Mi-mandat pour l’équipe municipale grenobloise. Interrogations sur son fonctionnement et son avenir. Et projets en cours et à venir. Comment les différentes sensibilités de la gauche majoritaire envisagent-elles les deux ans qui viennent ? Comment construire l’après Éric Piolle qui a fait part de son intention de ne pas briguer un troisième mandat ? Décryptage.
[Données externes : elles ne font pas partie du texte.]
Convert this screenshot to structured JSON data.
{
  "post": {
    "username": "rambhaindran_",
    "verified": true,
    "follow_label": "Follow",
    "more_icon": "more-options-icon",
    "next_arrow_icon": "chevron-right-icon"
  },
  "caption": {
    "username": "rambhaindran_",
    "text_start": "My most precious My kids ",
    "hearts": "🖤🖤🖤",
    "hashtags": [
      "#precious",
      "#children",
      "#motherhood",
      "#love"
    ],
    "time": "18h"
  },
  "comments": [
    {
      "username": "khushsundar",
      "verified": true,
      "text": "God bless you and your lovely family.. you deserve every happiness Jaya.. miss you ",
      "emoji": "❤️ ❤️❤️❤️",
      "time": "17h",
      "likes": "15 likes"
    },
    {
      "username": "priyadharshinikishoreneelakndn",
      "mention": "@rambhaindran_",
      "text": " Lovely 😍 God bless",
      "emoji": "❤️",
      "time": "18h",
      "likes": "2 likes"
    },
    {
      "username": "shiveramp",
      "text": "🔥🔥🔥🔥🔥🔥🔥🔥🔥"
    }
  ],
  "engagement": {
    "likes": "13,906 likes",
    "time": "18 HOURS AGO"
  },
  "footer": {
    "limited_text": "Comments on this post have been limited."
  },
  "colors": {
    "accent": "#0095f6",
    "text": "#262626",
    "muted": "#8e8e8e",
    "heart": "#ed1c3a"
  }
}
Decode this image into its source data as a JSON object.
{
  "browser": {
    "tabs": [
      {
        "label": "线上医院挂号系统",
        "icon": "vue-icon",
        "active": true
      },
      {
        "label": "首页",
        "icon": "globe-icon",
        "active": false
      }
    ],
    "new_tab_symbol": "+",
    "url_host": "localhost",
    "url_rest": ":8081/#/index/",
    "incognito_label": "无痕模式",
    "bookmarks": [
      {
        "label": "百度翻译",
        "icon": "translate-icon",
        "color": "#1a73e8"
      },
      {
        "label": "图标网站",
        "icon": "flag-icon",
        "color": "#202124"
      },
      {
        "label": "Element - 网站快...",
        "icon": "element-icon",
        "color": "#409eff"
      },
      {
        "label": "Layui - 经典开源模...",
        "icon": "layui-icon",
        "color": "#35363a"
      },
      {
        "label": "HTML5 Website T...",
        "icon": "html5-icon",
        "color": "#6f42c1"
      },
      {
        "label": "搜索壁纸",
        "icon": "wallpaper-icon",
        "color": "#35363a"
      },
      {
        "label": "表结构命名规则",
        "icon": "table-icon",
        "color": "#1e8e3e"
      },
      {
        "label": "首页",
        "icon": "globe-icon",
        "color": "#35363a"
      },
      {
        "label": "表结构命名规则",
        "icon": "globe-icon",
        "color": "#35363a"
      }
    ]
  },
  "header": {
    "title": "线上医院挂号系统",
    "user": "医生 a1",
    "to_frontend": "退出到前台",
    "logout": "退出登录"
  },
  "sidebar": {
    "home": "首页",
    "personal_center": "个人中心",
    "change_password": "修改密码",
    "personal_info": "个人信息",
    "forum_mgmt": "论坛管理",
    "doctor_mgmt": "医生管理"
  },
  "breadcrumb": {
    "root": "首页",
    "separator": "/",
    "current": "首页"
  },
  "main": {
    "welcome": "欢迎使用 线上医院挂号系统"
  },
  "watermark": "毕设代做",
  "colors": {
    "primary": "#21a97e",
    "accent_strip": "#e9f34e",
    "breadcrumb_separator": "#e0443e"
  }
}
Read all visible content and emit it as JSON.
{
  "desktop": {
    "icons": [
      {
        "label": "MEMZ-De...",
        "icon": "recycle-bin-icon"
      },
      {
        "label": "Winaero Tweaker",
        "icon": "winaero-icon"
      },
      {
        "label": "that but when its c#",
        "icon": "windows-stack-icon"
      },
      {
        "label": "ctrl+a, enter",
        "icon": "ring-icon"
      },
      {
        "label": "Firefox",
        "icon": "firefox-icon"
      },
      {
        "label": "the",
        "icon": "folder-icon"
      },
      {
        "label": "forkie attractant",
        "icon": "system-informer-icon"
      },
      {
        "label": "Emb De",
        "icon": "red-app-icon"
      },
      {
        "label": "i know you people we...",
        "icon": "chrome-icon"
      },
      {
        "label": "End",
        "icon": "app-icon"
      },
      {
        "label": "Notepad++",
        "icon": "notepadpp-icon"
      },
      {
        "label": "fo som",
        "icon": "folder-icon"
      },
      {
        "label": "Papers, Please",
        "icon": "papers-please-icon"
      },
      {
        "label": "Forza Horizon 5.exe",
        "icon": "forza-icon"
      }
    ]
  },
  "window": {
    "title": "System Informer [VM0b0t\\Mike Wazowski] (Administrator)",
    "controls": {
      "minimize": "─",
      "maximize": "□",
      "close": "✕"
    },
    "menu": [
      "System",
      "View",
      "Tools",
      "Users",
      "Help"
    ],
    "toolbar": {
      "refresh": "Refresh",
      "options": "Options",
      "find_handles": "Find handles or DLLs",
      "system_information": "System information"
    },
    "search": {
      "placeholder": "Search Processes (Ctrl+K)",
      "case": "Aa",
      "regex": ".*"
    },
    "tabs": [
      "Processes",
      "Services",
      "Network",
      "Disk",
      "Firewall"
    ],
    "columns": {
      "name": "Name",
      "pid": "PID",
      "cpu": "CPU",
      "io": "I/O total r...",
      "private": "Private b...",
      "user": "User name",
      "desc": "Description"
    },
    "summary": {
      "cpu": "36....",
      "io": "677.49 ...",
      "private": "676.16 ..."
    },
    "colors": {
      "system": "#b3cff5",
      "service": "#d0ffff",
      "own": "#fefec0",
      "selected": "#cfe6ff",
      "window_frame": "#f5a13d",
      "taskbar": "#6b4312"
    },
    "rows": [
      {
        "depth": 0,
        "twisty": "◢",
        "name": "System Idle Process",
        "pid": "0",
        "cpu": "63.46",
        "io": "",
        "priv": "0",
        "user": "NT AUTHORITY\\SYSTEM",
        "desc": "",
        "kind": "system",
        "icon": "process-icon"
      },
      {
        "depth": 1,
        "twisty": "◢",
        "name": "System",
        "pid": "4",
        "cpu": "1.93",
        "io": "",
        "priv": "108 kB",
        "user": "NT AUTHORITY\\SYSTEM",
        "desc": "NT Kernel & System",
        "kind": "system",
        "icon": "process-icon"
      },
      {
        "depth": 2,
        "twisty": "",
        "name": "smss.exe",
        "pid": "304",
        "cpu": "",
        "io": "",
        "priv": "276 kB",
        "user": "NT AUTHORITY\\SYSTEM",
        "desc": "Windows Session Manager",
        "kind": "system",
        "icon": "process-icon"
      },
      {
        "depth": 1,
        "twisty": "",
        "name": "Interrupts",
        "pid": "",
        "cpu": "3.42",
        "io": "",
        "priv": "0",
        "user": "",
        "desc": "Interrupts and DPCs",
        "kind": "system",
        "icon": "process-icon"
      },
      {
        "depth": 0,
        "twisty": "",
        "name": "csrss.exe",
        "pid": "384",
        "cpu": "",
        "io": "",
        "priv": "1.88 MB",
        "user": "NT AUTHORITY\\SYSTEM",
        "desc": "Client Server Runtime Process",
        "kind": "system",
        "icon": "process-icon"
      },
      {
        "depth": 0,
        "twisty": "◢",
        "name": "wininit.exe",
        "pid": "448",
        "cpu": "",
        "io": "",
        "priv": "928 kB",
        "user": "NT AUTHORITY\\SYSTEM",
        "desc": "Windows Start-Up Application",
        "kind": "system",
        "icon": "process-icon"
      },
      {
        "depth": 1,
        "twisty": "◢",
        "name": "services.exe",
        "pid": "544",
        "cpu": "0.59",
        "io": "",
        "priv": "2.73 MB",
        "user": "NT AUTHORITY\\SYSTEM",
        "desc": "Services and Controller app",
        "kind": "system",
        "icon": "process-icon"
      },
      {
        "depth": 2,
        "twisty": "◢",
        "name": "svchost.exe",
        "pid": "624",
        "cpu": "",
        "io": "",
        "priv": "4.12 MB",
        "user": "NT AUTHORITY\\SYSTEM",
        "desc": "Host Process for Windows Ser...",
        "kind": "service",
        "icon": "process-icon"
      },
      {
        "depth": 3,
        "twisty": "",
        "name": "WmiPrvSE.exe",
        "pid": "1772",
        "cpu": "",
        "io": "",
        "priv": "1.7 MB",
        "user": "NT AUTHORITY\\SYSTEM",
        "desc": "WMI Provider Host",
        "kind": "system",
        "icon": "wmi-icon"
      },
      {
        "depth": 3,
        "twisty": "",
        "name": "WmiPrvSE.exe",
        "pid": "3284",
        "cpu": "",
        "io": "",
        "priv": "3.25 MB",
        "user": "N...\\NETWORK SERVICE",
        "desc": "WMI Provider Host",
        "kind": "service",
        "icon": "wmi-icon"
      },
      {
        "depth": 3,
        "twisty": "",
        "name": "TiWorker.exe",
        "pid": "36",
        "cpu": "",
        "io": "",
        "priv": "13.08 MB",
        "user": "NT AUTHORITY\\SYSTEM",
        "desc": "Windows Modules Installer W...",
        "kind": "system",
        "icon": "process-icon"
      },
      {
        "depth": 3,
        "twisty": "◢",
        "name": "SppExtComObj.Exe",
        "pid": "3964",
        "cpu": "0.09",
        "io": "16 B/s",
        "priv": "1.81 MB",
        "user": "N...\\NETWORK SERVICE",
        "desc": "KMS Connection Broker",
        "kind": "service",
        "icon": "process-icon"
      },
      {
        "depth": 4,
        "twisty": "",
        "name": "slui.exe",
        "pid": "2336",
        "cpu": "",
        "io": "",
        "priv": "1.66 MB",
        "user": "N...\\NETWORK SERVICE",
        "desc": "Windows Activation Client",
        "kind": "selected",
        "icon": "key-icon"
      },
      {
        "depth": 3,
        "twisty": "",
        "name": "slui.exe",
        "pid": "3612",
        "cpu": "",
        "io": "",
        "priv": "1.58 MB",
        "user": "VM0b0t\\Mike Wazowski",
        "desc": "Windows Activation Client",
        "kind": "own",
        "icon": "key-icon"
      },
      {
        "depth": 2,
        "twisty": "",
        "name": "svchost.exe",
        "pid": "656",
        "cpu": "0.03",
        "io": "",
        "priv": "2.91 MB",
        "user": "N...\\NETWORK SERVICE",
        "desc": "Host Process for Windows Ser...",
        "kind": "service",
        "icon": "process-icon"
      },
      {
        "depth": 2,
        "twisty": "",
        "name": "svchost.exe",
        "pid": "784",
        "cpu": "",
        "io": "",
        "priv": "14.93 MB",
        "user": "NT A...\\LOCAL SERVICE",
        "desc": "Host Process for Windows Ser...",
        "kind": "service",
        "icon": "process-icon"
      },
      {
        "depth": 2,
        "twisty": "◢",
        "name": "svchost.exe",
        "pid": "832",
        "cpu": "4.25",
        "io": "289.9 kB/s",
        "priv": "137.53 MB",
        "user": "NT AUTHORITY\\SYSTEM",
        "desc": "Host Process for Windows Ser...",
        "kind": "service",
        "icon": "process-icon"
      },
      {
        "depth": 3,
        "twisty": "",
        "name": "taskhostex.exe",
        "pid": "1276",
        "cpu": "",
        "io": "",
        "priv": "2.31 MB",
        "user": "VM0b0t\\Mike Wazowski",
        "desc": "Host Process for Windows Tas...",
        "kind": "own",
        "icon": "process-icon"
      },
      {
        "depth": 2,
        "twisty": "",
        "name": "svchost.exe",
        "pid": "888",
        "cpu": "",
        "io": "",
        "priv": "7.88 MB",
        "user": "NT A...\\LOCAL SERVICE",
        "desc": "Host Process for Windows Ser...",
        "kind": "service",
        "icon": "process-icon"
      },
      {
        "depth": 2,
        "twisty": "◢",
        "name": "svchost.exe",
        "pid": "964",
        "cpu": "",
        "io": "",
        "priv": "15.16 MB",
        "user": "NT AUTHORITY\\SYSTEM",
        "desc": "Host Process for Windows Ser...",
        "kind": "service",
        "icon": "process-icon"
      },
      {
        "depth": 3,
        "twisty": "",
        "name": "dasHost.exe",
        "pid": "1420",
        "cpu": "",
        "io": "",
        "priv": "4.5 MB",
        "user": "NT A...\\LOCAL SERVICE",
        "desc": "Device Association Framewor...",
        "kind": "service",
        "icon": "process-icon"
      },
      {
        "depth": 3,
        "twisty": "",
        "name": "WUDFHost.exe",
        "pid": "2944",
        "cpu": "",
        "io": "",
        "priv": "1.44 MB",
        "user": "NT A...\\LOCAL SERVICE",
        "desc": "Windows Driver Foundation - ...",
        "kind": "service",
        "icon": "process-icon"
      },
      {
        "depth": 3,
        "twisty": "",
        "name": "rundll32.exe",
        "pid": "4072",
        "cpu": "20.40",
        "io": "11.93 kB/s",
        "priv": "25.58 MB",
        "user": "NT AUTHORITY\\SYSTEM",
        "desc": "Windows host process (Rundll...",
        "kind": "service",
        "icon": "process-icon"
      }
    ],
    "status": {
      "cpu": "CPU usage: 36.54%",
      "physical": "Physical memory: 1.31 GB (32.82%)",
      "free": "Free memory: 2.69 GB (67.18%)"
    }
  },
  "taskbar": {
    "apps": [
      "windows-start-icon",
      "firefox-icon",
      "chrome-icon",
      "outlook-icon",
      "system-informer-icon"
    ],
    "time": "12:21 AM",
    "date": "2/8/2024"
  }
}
Comme un sentiment de flottement. Brume médiatique ou réalité ? Margot Belair – EELV –, co-présidente du groupe Grenoble en commun, le groupe des élus de la majorité municipale grenobloise, le récuse : « Nous travaillons toujours avec le même enthousiasme et ça va se voir ». Sentiment plus mitigé du côté d’Isabelle Peters – PCF –, première adjointe d’Eric Piolle : « nous avons besoin d’un cap et d’une majorité conquérante, l’heure n’est pas au repli sur soi ». Ce que dit autrement Alan Confesson – France insoumise – : « ce que nous avons loupé, c’est de garder au cours du mandat l’émulation militante que nous avons connue lors de la période électorale ».

Le bruit de fond médiatique, c’est bien sûr l’affrontement à rebondissements multiples qui met en scène le maire de Grenoble et le président de la métropole – voir le Travailleur alpin de juillet 2023. Une série de téléréalité qui fait écran, entre autres conséquences, aux réalisations municipales grenobloises.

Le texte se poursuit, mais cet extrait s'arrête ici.